Modularity of Functional Programs and Modularity of Objects

One of the major benefits of introducing assignment is that we can increase the modularity of our systems by encapsulating. Stream models can provide an equivalent modularity without the use of assignment.

Reimplement the Monte Carlo estimation of pi:

(define random-numbers
  (cons-stream random-init
               (stream-map rand-update random-numbers)))

(define cesaro-stream
  (map-successive-pairs (lambda (r1 r2) (= (gcd r1 r2) 1))
                        random-numbers))

(define (map-successive-pairs f s)
  (cons-stream
   (f (stream-car s) (stream-car (stream-cdr s)))
   (map-successive-pairs f (stream-cdr (stream-cdr s)))))

(define (monte-carlo experiment-stream passed failed)
  (define (next passed failed)
    (cons-stream
     (/ passed (+ passed failed))
     (monte-carlo
      (stream-cdr experiment-stream) passed failed)))
  (if (stream-car experiment-stream)
      (next (+ passed 1) failed)
      (next passed (+ failed 1))))

(define pi
  (stream-map (lambda (p) (sqrt (/ 6 p)))
              (monte-carlo cesaro-stream 0 0)))

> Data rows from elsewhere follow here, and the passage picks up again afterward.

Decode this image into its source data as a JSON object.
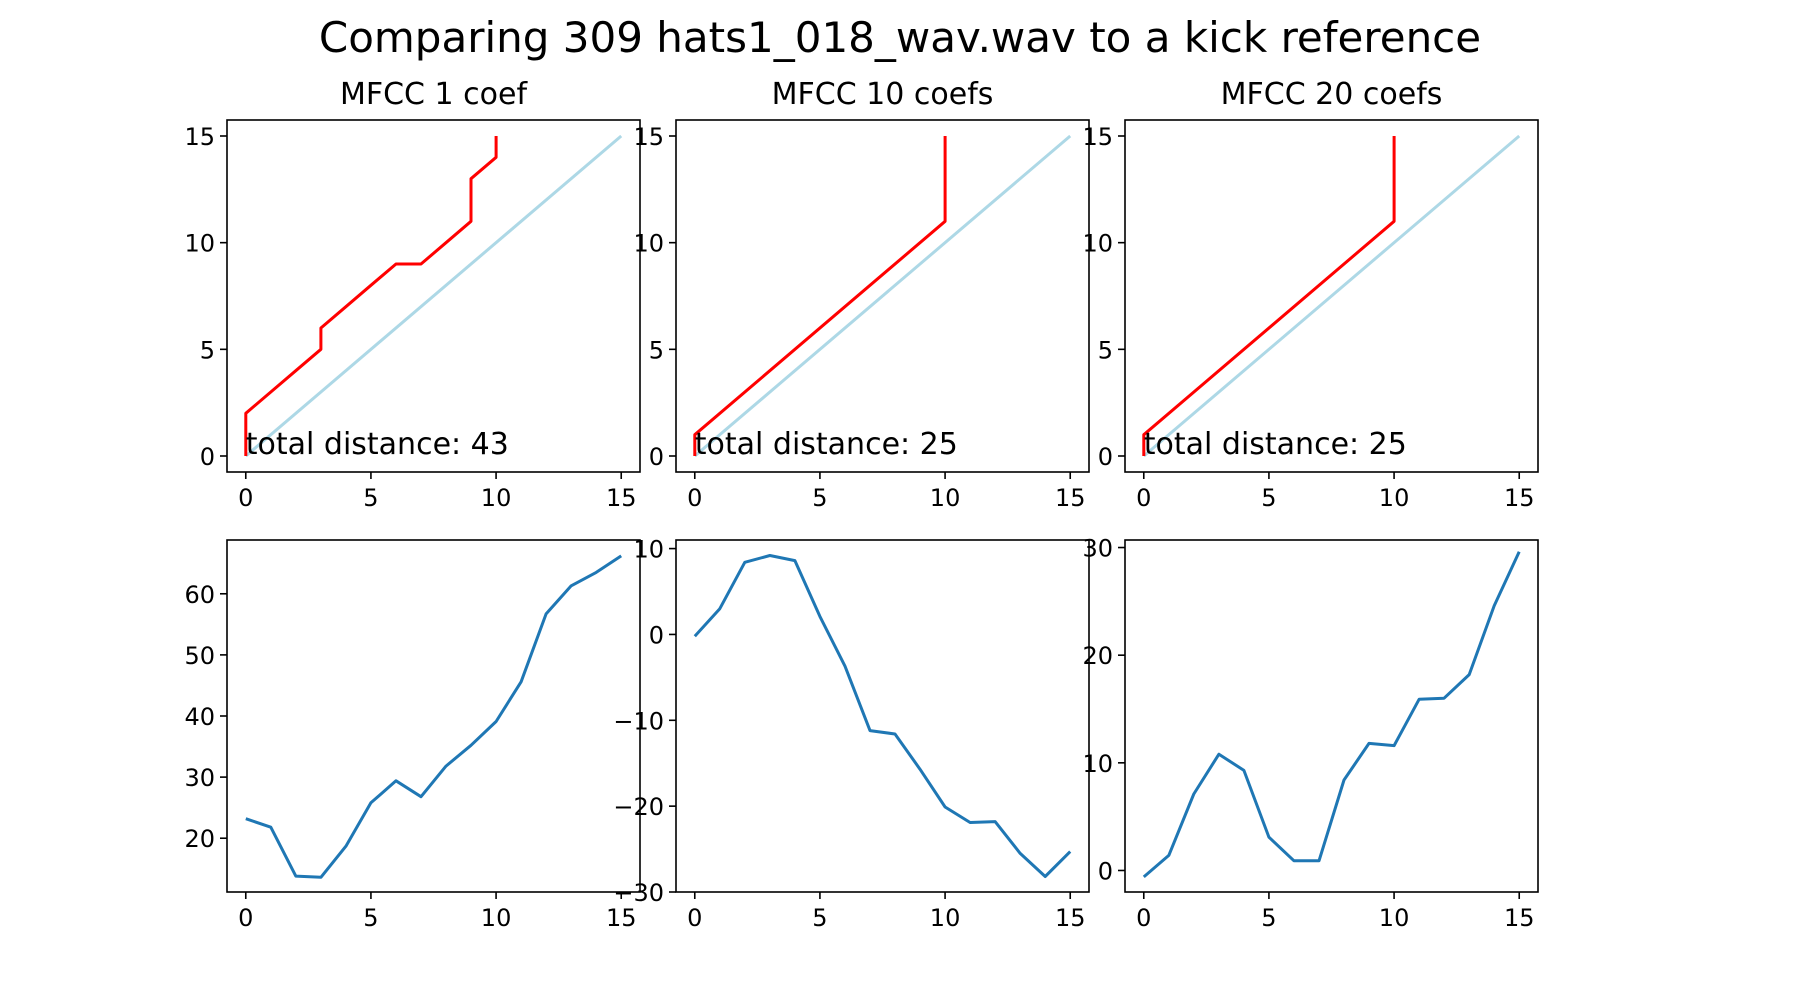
{
  "title": "Comparing 309 hats1_018_wav.wav to a kick reference",
  "chart_data": [
    {
      "type": "line",
      "title": "MFCC 1 coef",
      "xlim": [
        -0.75,
        15.75
      ],
      "ylim": [
        -0.75,
        15.75
      ],
      "xticks": [
        0,
        5,
        10,
        15
      ],
      "yticks": [
        0,
        5,
        10,
        15
      ],
      "xtick_labels": [
        "0",
        "5",
        "10",
        "15"
      ],
      "ytick_labels": [
        "0",
        "5",
        "10",
        "15"
      ],
      "annotation": "total distance: 43",
      "series": [
        {
          "color": "#add8e6",
          "x": [
            0,
            15
          ],
          "y": [
            0,
            15
          ]
        },
        {
          "color": "#ff0000",
          "x": [
            0,
            0,
            1,
            2,
            3,
            3,
            4,
            5,
            6,
            7,
            8,
            9,
            9,
            10,
            10
          ],
          "y": [
            0,
            2,
            3,
            4,
            5,
            6,
            7,
            8,
            9,
            9,
            10,
            11,
            13,
            14,
            15
          ]
        }
      ]
    },
    {
      "type": "line",
      "title": "MFCC 10 coefs",
      "xlim": [
        -0.75,
        15.75
      ],
      "ylim": [
        -0.75,
        15.75
      ],
      "xticks": [
        0,
        5,
        10,
        15
      ],
      "yticks": [
        0,
        5,
        10,
        15
      ],
      "xtick_labels": [
        "0",
        "5",
        "10",
        "15"
      ],
      "ytick_labels": [
        "0",
        "5",
        "10",
        "15"
      ],
      "annotation": "total distance: 25",
      "series": [
        {
          "color": "#add8e6",
          "x": [
            0,
            15
          ],
          "y": [
            0,
            15
          ]
        },
        {
          "color": "#ff0000",
          "x": [
            0,
            0,
            10,
            10
          ],
          "y": [
            0,
            1,
            11,
            15
          ]
        }
      ]
    },
    {
      "type": "line",
      "title": "MFCC 20 coefs",
      "xlim": [
        -0.75,
        15.75
      ],
      "ylim": [
        -0.75,
        15.75
      ],
      "xticks": [
        0,
        5,
        10,
        15
      ],
      "yticks": [
        0,
        5,
        10,
        15
      ],
      "xtick_labels": [
        "0",
        "5",
        "10",
        "15"
      ],
      "ytick_labels": [
        "0",
        "5",
        "10",
        "15"
      ],
      "annotation": "total distance: 25",
      "series": [
        {
          "color": "#add8e6",
          "x": [
            0,
            15
          ],
          "y": [
            0,
            15
          ]
        },
        {
          "color": "#ff0000",
          "x": [
            0,
            0,
            10,
            10
          ],
          "y": [
            0,
            1,
            11,
            15
          ]
        }
      ]
    },
    {
      "type": "line",
      "title": "",
      "xlim": [
        -0.75,
        15.75
      ],
      "ylim": [
        11.2,
        68.8
      ],
      "xticks": [
        0,
        5,
        10,
        15
      ],
      "yticks": [
        20,
        30,
        40,
        50,
        60
      ],
      "xtick_labels": [
        "0",
        "5",
        "10",
        "15"
      ],
      "ytick_labels": [
        "20",
        "30",
        "40",
        "50",
        "60"
      ],
      "annotation": "",
      "series": [
        {
          "color": "#1f77b4",
          "x": [
            0,
            1,
            2,
            3,
            4,
            5,
            6,
            7,
            8,
            9,
            10,
            11,
            12,
            13,
            14,
            15
          ],
          "y": [
            23.2,
            21.8,
            13.8,
            13.6,
            18.7,
            25.8,
            29.4,
            26.8,
            31.8,
            35.2,
            39.1,
            45.6,
            56.7,
            61.3,
            63.5,
            66.2
          ]
        }
      ]
    },
    {
      "type": "line",
      "title": "",
      "xlim": [
        -0.75,
        15.75
      ],
      "ylim": [
        -30,
        11
      ],
      "xticks": [
        0,
        5,
        10,
        15
      ],
      "yticks": [
        10,
        0,
        -10,
        -20,
        -30
      ],
      "xtick_labels": [
        "0",
        "5",
        "10",
        "15"
      ],
      "ytick_labels": [
        "10",
        "0",
        "−10",
        "−20",
        "−30"
      ],
      "annotation": "",
      "series": [
        {
          "color": "#1f77b4",
          "x": [
            0,
            1,
            2,
            3,
            4,
            5,
            6,
            7,
            8,
            9,
            10,
            11,
            12,
            13,
            14,
            15
          ],
          "y": [
            -0.2,
            3.0,
            8.4,
            9.2,
            8.6,
            2.1,
            -3.7,
            -11.2,
            -11.6,
            -15.7,
            -20.1,
            -21.9,
            -21.8,
            -25.5,
            -28.2,
            -25.3
          ]
        }
      ]
    },
    {
      "type": "line",
      "title": "",
      "xlim": [
        -0.75,
        15.75
      ],
      "ylim": [
        -2.0,
        30.7
      ],
      "xticks": [
        0,
        5,
        10,
        15
      ],
      "yticks": [
        0,
        10,
        20,
        30
      ],
      "xtick_labels": [
        "0",
        "5",
        "10",
        "15"
      ],
      "ytick_labels": [
        "0",
        "10",
        "20",
        "30"
      ],
      "annotation": "",
      "series": [
        {
          "color": "#1f77b4",
          "x": [
            0,
            1,
            2,
            3,
            4,
            5,
            6,
            7,
            8,
            9,
            10,
            11,
            12,
            13,
            14,
            15
          ],
          "y": [
            -0.6,
            1.4,
            7.1,
            10.8,
            9.3,
            3.1,
            0.9,
            0.9,
            8.4,
            11.8,
            11.6,
            15.9,
            16.0,
            18.2,
            24.6,
            29.6
          ]
        }
      ]
    }
  ]
}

Modeling with objects is powerful and intuitive. However, these models raise thorny problems of constraining the order of events and of synchronizing multiple processes. The possibility of avoiding these problems has stimulated the development of functional programming languages, which do not include any provision for assignment or mutable data. In such a language, all procedures implement well-defined mathematical functions of their arguments, whose behavior does not change. The functional approach is extremely attractive for dealing with concurrent systems.